### The following shows built in environments.

They are categorized into several categories like classic control (Cartpole, pendulum) which are canonical environments used in textbooks, Box2D which is a 2D physics engine for games, ToyText which is a small and simple environment used to debug RL algorithms (blackjack), etc. 

In [1]:
import gymnasium as gym
import numpy as np
import torch
for i in gym.envs.registry.keys():
    print(i)

CartPole-v0
CartPole-v1
MountainCar-v0
MountainCarContinuous-v0
Pendulum-v1
Acrobot-v1
phys2d/CartPole-v0
phys2d/CartPole-v1
phys2d/Pendulum-v0
LunarLander-v3
LunarLanderContinuous-v3
BipedalWalker-v3
BipedalWalkerHardcore-v3
CarRacing-v3
Blackjack-v1
FrozenLake-v1
FrozenLake8x8-v1
CliffWalking-v0
Taxi-v3
tabular/Blackjack-v0
tabular/CliffWalking-v0
Reacher-v2
Reacher-v4
Reacher-v5
Pusher-v2
Pusher-v4
Pusher-v5
InvertedPendulum-v2
InvertedPendulum-v4
InvertedPendulum-v5
InvertedDoublePendulum-v2
InvertedDoublePendulum-v4
InvertedDoublePendulum-v5
HalfCheetah-v2
HalfCheetah-v3
HalfCheetah-v4
HalfCheetah-v5
Hopper-v2
Hopper-v3
Hopper-v4
Hopper-v5
Swimmer-v2
Swimmer-v3
Swimmer-v4
Swimmer-v5
Walker2d-v2
Walker2d-v3
Walker2d-v4
Walker2d-v5
Ant-v2
Ant-v3
Ant-v4
Ant-v5
Humanoid-v2
Humanoid-v3
Humanoid-v4
Humanoid-v5
HumanoidStandup-v2
HumanoidStandup-v4
HumanoidStandup-v5
GymV21Environment-v0
GymV26Environment-v0


In [4]:
env = gym.make("CartPole-v1", render_mode='human')

In [5]:
print("observation space: ", env.observation_space)

observation space:  Box([-4.8               -inf -0.41887903        -inf], [4.8               inf 0.41887903        inf], (4,), float32)

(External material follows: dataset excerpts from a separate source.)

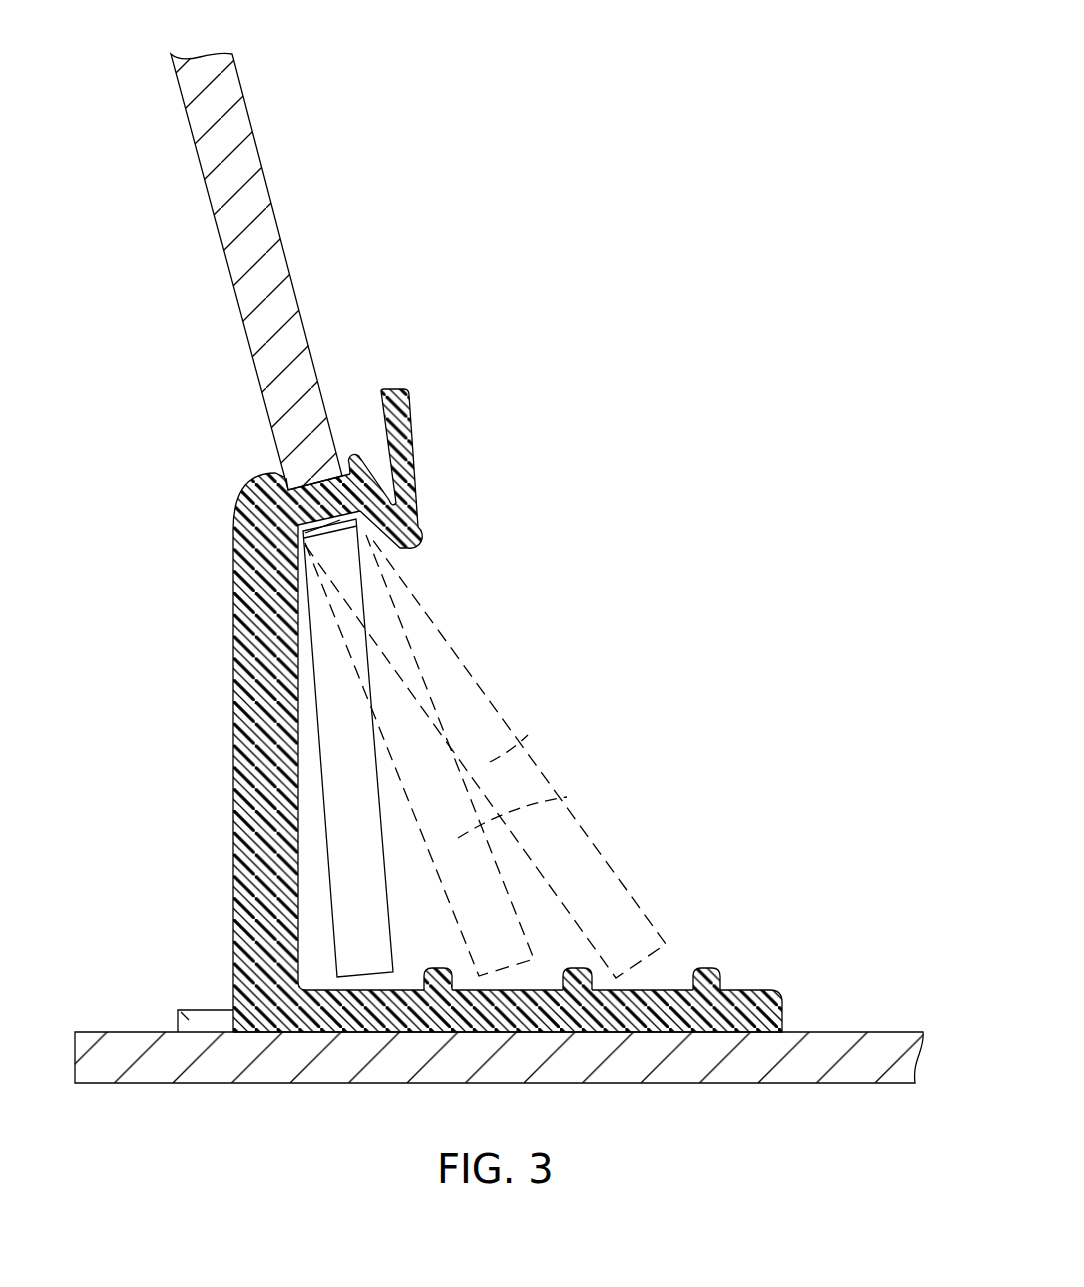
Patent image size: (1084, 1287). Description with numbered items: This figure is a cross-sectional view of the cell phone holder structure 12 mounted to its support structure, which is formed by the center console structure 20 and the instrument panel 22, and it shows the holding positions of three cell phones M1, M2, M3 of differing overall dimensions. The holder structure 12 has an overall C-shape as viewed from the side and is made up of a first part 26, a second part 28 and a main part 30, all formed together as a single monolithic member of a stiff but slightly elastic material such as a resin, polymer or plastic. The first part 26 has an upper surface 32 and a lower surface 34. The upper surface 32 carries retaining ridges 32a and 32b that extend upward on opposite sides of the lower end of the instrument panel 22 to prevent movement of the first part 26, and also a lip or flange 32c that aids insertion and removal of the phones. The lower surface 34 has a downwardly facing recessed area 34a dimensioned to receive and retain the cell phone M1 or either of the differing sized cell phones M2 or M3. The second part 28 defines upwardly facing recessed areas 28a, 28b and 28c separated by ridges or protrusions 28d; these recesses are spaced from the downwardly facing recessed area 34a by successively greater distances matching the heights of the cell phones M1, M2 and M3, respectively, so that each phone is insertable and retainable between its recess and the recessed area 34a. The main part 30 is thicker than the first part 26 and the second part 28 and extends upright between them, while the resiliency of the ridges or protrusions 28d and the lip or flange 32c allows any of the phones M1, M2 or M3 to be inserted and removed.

The cell phone holder structure 12 is at (710, 444).
The center console structure 20 is at (845, 1032).
The instrument panel 22 is at (245, 205).
The first part 26 is at (361, 467).
The second part 28 is at (505, 958).
The first recessed area 28a is at (362, 988).
The second recessed area 28b is at (492, 988).
The third recessed area 28c is at (656, 990).
The ridges or protrusions 28d is at (432, 972).
The main part 30 is at (472, 710).
The upper surface 32 is at (292, 486).
The retaining ridge 32a is at (351, 457).
The retaining ridge 32b is at (268, 474).
The lip or flange 32c is at (385, 388).
The lower surface 34 is at (398, 548).
The downwardly facing recessed area 34a is at (362, 545).
The cell phone M1 is at (330, 748).
The cell phone M2 is at (568, 798).
The cell phone M3 is at (528, 745).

This observation space has 4 dimensions. Which are:

* Cart Position (-4.8, 4.8)
* Cart Velocity (- to +)
* Pole angle (-0.4189, +0.4189)
* Pole angular velocity (- to +)

In [6]:
observation, info = env.reset()
print("observation: ", observation)

  from pkg_resources import resource_stream, resource_exists


observation:  [ 0.0454559   0.00248629  0.04908514 -0.01469923]


In [7]:
print("action space: ", env.action_space)

action space:  Discrete(2)


This means there are a total of two actions an agent can take.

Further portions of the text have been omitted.